外伝 湯煙慰安奇譚 ラクエウスは見た! 中編
「はあ、湯船って……良いなあ、疲れが吹き飛ぶよ……」
湯船に浸かりながら息を吐くユウリィ。
考えることをやめて静かに過ごす時間のなんと安らぐことか。
湯浴みというのはこれだからやめられない。
「ほらウルス、体流すぞ」
「う!」
一方、女湯は中々賑やかに過ごしているようだ。
ルーヴがウルスの体を流し、ガットネーロは湯船でラクエウスと会話し……。
そんな彼女達を、クルテルは電気風呂を堪能しながらじっと見ている。
「うー!」
「どわっ! 飛び込んじゃだめッスよー?」
体を洗い終えたウルスが湯船に飛び込む。
それを笑って見ながら、ルーヴが湯船に入ってきた。
そんな彼女の姿をラクエウスはじっと見る。
「なんだじろじろ見て、恥ずかしい」
「いえ……思ったのですけど、お二人は長毛種獣人ですわよね」
「そッスね、綺麗な毛でしょ」
ウインクするガットネーロに、ラクエウスは「うんうん確かに」と頷く。
しかし、湯船に浸かった二人を見て、少し笑みを浮かべた。
「でも……失礼ですけど、今までわたくし獣人の方と一緒にお風呂に入るのは短毛種ミノタウロスのプラケンタや羽毛が堅いソヌス達だけでしたわ、だから二人の姿に……凄い違和感が」
「へ?」
呆気にとられるルーヴ。
その姿を見ながら、クルテルも静かに頷いた。
「なんというか……長毛種は、風呂に入ると別人になるわね」
「そういうことか……」
長毛種だらけの一族で暮らしていたルーヴや、そもそも気にしていないガットネーロはともかく……。

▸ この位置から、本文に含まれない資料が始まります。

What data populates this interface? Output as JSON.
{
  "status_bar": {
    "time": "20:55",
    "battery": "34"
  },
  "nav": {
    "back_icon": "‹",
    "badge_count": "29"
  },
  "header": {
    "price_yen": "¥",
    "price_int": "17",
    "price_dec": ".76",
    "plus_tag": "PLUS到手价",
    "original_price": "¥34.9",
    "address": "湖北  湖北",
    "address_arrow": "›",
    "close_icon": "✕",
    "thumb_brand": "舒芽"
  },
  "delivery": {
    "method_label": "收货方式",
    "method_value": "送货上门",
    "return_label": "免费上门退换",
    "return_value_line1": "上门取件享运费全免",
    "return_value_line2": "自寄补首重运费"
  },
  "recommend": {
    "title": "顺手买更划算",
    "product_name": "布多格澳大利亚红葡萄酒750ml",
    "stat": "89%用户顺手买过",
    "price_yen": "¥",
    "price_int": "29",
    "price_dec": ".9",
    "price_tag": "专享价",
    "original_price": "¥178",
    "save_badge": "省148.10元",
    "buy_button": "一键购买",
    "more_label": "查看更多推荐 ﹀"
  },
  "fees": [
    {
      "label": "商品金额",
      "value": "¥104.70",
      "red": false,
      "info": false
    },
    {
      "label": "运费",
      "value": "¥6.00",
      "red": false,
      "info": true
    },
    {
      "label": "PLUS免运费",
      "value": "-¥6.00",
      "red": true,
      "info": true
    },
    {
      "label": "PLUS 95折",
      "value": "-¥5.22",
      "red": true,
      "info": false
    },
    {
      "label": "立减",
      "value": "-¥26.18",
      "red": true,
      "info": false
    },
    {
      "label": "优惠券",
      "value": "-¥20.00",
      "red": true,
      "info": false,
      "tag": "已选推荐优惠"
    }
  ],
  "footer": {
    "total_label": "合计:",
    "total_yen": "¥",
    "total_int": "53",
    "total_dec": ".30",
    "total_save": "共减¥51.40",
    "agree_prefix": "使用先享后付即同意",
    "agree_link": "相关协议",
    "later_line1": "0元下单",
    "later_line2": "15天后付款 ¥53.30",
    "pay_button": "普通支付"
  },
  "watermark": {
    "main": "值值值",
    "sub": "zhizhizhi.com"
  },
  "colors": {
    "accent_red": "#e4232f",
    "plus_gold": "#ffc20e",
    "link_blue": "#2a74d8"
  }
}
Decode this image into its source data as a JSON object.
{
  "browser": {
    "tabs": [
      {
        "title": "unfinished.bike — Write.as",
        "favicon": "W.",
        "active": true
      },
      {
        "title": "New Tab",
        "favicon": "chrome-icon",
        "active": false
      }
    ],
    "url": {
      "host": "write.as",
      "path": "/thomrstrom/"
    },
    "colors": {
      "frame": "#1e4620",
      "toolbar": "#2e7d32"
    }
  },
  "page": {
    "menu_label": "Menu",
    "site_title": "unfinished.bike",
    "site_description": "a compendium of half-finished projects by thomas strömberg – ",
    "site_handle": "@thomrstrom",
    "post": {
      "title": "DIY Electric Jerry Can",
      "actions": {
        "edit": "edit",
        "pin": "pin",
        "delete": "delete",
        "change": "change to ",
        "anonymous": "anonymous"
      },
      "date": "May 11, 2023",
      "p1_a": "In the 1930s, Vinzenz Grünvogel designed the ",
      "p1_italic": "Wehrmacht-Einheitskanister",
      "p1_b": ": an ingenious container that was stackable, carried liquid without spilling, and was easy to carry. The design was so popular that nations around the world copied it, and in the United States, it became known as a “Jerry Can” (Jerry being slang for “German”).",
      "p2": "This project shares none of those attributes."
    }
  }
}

慣れがないクルテルやラクエウスには、どうも珍妙に見えてしまうのだ。
「笑い物にされるのは不愉快だな、久々に擬態するか……」
「お、じゃーアタシもするッスかねえ」
若干苛立ち気味に擬態するルーヴ。
ついでに、特に気にもしていないが何となくで擬態するガットネーロ。
二人の姿が、見る見るうちに人間のようになっていく。
とはいえこれは飽くまで変身ではなく擬態。
魔力を使って視認される情報を弄っているだけであり、実際には獣人のままなのだが。
「これで良し……久々だと違和感があるな」
黒髪に褐色肌の女性、そんな姿になるルーヴ……そして茶と黒のアシンメトリーヘアに金の目を持つ少女になるガットネーロ。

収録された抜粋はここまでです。